Wednesday, August 8, 2007 - 1:30 PM

COS 98-1: Modelling the comparative effects of drought and an exotic species on the distribution of a dominant riparian tree

Alicyn R. Gitlin and Thomas G. Whitham. Northern Arizona University

To maintain diverse habitat and migration corridors, land managers need to incorporate climatic variation and competitive interactions with exotic species into long-term conservation plans. We combined field studies with spatial analyses of native cottonwood trees, (Populus fremontii, P. deltoides, P. angustifolia), and the invasive exotic tamarisk tree (Tamarix spp.). We found four major patterns. 1. A common tree, broadleaf cottonwood, currently has a greater potential niche than other cottonwoods (narrowleaf (P. angustifolia) and hybrids), and tolerates the greatest environmental variation, but can become rare under extended extreme drought conditions. 2. Sixty-two percent of the variation in the mortality of broadleaf cottonwoods on the Colorado Plateau (P. fremontii) and sixty-nine percent of the variation in mortality in Central Arizona was associated with the density of tamarisk. 3. Tamarisk will increase cottonwood forest fragmentation. 4. Ongoing drought is causing a dominance shift from native cottonwoods to exotic tamarisk in mainstem river channels across the southwest.

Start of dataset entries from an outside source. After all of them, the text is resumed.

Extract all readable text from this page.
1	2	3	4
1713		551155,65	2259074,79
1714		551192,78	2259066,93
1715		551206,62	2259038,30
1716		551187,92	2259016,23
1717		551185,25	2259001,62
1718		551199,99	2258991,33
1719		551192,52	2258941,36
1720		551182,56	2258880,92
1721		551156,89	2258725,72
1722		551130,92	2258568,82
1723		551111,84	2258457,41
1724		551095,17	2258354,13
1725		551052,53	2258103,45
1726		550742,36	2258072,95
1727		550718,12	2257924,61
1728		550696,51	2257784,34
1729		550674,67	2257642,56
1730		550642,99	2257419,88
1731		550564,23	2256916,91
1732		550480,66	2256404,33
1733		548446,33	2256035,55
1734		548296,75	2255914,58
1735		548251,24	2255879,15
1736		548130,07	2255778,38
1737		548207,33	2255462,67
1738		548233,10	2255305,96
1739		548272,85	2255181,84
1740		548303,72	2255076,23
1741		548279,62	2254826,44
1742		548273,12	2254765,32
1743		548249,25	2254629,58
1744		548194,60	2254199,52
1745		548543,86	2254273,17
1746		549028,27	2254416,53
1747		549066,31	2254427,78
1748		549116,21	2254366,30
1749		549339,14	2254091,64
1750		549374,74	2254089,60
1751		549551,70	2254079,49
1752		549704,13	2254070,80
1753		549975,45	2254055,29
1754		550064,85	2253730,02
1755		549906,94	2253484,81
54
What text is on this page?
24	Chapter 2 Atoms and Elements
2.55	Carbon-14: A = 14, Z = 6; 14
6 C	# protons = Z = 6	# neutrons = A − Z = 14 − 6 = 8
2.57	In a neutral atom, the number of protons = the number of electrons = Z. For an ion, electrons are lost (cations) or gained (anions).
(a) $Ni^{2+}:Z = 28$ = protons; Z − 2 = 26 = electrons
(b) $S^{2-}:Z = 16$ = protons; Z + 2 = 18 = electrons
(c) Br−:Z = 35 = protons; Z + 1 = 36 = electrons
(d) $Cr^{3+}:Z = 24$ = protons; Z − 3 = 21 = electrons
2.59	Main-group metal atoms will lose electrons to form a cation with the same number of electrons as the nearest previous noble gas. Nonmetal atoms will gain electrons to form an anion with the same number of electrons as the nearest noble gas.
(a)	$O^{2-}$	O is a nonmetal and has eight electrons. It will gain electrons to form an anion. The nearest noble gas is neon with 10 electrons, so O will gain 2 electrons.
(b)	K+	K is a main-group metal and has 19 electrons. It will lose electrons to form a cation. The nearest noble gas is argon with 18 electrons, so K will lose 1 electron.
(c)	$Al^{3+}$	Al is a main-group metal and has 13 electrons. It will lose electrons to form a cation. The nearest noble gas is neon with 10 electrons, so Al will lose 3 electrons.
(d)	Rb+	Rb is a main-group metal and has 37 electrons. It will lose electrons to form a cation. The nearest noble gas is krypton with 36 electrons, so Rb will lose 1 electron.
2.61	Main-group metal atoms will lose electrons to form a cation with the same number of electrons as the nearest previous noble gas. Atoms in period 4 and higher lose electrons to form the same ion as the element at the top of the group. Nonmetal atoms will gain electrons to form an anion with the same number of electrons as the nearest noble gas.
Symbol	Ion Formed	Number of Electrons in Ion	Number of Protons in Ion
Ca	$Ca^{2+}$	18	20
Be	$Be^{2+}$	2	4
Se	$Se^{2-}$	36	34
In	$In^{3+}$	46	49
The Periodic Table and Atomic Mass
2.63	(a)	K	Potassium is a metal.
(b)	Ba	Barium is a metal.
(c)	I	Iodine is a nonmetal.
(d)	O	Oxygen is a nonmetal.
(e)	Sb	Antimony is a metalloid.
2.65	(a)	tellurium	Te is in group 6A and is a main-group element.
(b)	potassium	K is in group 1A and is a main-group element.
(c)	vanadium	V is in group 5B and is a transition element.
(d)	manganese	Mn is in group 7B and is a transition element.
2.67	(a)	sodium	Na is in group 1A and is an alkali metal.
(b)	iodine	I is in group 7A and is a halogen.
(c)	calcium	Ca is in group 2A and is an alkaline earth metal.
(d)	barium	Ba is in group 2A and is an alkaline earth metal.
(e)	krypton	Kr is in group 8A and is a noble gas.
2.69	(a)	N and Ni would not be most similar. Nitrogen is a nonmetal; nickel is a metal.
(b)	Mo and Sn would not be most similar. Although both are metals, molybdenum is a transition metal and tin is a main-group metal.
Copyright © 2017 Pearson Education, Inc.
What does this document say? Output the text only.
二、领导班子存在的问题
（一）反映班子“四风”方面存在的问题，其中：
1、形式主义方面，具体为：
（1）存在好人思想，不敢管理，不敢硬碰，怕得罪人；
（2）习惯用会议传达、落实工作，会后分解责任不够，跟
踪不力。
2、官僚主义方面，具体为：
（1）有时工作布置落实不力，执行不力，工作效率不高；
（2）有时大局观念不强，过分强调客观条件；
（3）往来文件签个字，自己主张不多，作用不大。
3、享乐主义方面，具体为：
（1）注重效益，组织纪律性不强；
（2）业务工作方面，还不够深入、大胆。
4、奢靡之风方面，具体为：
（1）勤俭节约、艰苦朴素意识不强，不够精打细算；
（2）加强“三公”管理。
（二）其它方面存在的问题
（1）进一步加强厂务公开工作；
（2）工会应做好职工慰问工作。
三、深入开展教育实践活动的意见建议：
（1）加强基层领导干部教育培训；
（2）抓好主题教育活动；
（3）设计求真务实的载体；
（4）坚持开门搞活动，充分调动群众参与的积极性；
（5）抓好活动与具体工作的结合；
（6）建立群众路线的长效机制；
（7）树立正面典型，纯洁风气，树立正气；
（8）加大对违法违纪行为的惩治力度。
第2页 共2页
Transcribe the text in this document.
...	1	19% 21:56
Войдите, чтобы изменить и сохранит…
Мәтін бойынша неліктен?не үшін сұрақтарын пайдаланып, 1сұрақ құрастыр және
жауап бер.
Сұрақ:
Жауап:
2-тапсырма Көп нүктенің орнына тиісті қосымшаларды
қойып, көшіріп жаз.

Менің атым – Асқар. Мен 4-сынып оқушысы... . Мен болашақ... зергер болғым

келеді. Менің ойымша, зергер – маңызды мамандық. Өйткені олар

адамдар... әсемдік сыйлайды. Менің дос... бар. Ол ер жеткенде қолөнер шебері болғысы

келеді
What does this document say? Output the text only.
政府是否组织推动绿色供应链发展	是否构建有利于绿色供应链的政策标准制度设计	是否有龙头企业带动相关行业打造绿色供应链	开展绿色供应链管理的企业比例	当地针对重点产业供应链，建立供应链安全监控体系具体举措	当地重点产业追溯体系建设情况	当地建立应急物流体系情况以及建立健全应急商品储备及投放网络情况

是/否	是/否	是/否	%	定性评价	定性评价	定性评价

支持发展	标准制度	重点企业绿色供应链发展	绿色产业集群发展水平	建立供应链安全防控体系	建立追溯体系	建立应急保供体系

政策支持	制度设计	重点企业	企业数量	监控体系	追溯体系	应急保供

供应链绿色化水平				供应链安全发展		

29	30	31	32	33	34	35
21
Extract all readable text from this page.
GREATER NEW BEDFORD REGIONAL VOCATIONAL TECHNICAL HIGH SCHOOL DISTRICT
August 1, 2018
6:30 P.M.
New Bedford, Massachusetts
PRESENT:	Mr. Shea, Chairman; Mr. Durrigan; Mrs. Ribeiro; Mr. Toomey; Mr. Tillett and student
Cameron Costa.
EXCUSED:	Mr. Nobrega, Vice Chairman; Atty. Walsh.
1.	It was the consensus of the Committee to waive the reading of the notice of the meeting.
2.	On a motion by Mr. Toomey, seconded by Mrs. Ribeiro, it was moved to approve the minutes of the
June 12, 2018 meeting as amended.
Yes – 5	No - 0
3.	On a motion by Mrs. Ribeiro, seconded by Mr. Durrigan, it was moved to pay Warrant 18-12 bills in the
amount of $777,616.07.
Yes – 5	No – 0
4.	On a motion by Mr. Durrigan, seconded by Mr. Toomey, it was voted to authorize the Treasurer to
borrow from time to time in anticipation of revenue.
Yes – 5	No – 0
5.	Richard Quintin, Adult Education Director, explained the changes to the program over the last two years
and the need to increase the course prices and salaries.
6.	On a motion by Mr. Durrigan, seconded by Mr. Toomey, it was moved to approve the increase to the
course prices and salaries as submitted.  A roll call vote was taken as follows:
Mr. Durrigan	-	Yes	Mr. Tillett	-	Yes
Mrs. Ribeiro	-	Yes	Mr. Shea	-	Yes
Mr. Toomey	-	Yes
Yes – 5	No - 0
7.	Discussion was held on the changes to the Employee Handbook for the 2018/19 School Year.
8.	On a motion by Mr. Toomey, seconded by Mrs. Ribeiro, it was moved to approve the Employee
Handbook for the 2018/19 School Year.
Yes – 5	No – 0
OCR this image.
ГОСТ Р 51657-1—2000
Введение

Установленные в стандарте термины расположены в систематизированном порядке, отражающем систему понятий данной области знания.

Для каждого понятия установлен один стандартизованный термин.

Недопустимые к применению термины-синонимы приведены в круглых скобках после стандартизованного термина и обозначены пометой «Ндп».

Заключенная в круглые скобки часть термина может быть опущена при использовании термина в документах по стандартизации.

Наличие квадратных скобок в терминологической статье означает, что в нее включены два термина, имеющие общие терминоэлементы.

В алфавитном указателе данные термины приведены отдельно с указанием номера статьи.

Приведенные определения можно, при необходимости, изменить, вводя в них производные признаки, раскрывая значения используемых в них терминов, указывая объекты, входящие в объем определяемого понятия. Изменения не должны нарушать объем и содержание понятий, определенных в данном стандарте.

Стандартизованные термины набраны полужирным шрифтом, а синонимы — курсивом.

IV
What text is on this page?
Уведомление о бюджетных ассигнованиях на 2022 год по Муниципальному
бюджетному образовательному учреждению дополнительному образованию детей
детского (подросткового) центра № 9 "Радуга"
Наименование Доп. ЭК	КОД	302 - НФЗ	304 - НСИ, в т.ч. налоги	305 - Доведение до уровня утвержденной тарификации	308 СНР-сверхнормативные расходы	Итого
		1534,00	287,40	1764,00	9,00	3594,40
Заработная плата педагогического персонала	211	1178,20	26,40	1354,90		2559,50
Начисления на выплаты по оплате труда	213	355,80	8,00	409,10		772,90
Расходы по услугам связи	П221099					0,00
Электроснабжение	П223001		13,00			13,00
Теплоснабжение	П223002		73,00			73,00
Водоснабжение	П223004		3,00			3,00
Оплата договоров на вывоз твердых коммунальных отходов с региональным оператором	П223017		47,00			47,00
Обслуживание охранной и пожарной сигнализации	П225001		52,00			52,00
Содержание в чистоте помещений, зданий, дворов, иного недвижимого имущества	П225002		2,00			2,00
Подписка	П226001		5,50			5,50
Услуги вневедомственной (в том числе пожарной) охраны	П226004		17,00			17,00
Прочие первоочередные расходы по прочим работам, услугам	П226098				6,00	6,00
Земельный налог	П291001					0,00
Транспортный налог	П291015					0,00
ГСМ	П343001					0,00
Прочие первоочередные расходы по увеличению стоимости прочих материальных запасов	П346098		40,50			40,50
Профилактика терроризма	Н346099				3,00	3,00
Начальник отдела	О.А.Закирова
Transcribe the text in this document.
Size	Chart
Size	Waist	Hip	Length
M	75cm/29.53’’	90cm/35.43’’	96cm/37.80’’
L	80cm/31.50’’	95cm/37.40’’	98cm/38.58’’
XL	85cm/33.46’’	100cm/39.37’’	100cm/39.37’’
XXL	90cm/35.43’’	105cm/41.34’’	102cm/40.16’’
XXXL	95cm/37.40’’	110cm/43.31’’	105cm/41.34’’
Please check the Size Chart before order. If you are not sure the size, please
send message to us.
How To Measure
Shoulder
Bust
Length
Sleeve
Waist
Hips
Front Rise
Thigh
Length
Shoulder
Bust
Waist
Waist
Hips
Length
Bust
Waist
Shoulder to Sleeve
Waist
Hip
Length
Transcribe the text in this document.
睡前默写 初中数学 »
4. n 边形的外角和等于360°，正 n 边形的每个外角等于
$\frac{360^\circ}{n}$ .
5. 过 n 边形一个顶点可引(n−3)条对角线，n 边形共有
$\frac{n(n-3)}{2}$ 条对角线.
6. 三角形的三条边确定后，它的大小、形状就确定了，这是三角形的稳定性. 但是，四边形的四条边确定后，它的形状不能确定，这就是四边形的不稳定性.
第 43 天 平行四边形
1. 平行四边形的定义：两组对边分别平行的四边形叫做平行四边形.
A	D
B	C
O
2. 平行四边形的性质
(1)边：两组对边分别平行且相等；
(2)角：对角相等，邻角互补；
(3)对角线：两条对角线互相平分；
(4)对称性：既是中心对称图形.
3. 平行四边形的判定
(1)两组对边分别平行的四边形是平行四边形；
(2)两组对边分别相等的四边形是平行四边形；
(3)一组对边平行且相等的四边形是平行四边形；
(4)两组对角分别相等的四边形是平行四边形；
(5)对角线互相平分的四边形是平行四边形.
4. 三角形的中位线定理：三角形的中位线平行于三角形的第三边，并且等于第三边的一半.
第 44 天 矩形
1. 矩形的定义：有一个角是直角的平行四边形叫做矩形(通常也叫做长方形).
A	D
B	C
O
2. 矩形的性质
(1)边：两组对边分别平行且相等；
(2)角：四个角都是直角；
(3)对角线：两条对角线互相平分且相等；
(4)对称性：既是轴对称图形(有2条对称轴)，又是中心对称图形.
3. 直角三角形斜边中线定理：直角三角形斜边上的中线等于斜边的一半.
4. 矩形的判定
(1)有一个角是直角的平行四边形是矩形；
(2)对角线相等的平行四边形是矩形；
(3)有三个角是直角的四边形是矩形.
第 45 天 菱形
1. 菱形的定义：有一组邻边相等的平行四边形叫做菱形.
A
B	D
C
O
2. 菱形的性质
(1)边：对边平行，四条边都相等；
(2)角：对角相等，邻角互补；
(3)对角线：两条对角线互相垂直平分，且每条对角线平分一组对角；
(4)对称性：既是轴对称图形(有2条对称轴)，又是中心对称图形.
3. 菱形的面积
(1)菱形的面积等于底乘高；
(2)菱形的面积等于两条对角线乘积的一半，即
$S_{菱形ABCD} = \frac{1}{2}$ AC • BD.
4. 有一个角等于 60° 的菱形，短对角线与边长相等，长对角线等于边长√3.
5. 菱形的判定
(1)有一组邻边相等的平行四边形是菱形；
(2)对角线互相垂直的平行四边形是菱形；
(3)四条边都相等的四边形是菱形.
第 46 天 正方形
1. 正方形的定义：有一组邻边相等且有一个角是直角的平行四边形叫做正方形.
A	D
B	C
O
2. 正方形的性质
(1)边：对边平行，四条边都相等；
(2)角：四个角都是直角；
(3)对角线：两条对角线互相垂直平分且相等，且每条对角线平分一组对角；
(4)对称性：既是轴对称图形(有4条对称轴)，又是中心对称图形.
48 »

We used the Desktop GARP software to produce a spatial model that accurately predicted the distribution of upper- and lower-elevation cottonwood species, and their overlap was a significant predictor of hybrid tree locations as verified by three independent validations. These finding have 2 major implications. 1. Our method identifies riparian areas in the southwest U.S. that are most drought sensitive and most resilient, which provides a basis for prioritizing management. 2. An exotic species is impacting native riparian forests in a manner similar to climate change. We argue that proactive management, coordinated across a large region, should maintain climate refugia in the most resilient areas and mitigate compounding pressures in the most vulnerable areas to preserve biodiversity through future climate fluctuations.